To celebrate the Fourth of July, several of the boys’ dads cooked up a delicious barbecue complete with tender beef brisket, two kinds of sausages, potato salad and baked beans. The dads generously do this every year at the Louisiana camp and the boys and camp counselors always eagerly look forward to it. Earlier in the camp, the boys learned how to march in step together. To the beat of drums and the sound of the “Marines’ Hymn” and “God Bless America” on bagpipes, the camp participants marched through the crowd gathered on the bank of the Mississippi River in Baton Rouge led by a large American flag hoisted on a sixteen-foot pole. Many in the crowd cheered the boys on as they looked up and saw them marching in cadence onto the destroyer USS Kidd to watch the fireworks display.
The Grand Finale
As with all TFP Call to Chivalry summer camps, the grand finale is the Medieval Games and Banquet. Again the participants divided into two teams, each with its own lion or cross-emblazoned scapulars, battle cry and patron saint. They played each other in a series of games such as shield-ball, French football, steal-the-bacon and tug-o-war in a large field marked off with banners and pennants. A “canoe-run” obstacle course tested the teamwork abilities of the young men. Each four-man team carried a canoe over land and rowed it to the middle of the lake where they deploy the most nimble teammate to climb the inflated “iceberg.” At the top, the boy invokes his team’s patron saint and takes the twenty-foot plunge where he is picked up by his awaiting team canoe, whereupon they make their way to the finish line back on land. Needless to say, all this activity built up a ferocious appetite.
While the Rosary procession meandered solemnly towards the banquet pavilion decorated with colorful flags and TFP standards, the evening sun sent its amber rays down on the boys and their parents. Escorted by three TFP members dressed in their ceremonial habit, a statue of Our Lady of Fatima is enthroned behind the main table. After Msgr. Berggreen blessed the food, bagpipes sounded the entrance of the cauchon du lait (suckling pig Cajun style) borne on the shoulders of four stronger boys. The castle cake dessert was also piped in and awed all with both its presentation and scrumptiousness.
After the awarding of the trophies for the chess, archery and ping-pong tournaments, three brave boys successfully recited the Ten Commandments of Chivalry by heart. Finally, Msgr.
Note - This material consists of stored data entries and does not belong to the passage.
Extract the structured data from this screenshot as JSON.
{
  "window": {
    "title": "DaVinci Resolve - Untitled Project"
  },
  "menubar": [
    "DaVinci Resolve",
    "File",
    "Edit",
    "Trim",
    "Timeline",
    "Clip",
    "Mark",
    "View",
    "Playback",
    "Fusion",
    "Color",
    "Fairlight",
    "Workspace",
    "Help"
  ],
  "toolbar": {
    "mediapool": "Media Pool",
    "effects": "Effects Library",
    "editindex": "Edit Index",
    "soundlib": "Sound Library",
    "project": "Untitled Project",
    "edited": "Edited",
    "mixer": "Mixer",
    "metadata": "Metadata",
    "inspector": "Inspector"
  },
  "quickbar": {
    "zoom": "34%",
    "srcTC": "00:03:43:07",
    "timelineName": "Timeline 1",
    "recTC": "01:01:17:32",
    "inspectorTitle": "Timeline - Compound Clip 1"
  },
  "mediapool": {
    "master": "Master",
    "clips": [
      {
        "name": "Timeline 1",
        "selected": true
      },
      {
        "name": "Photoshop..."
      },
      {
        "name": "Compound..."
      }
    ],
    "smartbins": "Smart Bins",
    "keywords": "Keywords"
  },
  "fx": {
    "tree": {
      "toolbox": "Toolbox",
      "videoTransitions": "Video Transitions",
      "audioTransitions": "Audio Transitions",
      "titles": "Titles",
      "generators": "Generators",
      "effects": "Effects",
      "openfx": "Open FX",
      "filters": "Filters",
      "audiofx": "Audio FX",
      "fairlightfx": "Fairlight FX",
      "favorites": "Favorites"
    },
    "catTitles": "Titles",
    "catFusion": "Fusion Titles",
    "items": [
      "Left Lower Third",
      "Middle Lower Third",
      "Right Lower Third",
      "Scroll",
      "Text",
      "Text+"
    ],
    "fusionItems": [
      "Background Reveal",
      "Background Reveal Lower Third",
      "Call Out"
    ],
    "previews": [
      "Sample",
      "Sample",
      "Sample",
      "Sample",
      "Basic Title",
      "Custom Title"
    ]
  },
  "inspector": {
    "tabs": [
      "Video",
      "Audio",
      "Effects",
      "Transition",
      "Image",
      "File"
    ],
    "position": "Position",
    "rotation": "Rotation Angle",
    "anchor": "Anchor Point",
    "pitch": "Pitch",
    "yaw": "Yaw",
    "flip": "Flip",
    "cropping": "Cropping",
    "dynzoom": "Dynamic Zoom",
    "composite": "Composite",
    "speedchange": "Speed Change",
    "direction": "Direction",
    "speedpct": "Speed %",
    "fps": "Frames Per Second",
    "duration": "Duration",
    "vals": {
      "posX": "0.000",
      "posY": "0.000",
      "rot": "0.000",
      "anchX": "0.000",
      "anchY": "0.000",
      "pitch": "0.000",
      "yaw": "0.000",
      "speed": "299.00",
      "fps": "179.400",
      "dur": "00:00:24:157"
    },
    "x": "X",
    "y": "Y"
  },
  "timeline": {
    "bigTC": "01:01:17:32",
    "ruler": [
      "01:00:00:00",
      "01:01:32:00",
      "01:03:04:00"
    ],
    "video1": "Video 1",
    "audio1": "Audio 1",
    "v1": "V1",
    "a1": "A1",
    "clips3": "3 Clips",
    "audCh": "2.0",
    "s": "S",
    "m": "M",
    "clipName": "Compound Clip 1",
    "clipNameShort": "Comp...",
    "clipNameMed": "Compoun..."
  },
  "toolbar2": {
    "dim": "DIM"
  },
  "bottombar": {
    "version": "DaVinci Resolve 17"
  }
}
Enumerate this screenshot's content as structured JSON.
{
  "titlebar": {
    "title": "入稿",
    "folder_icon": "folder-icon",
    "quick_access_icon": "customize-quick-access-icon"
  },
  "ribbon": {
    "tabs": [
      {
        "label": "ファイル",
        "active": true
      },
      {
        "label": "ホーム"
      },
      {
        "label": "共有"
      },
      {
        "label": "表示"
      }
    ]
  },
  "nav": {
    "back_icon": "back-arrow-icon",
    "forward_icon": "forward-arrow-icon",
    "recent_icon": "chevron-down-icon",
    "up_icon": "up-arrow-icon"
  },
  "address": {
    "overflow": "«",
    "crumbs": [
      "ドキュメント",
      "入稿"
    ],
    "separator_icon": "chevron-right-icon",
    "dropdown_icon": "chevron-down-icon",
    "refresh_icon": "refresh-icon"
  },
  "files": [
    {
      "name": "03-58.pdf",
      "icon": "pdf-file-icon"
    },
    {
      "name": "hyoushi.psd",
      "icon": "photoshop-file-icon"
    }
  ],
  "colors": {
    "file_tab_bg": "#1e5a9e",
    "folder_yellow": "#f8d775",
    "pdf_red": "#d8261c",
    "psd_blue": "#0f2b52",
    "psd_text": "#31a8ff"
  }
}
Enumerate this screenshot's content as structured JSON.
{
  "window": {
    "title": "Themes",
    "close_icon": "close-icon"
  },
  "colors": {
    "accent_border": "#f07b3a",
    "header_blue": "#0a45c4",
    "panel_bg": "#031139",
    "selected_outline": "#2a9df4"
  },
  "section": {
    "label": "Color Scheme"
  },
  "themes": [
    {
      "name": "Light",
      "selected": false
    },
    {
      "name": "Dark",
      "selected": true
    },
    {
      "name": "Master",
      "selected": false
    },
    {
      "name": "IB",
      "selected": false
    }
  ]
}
Berggreen handed each participant the memento for the 2009 Call to Chivalry Camp, a framed photo collage of Our Lady of Guadeloupe and three Mexican martyrs. To close the camp, TFP-Louisiana President Thomas Drake recalled the Cristero martyrs’ heroism in remaining faithful to their Catholic Faith and culture in a time of persecution. It is our time to work now in society to prevent such a disaster, but come what may, we have the example of those like Blessed José Luis Sánchez del Río who, rather than say “Christ is dead!” shouted “Long live Christ the King! Long live the Virgin of Guadeloupe!”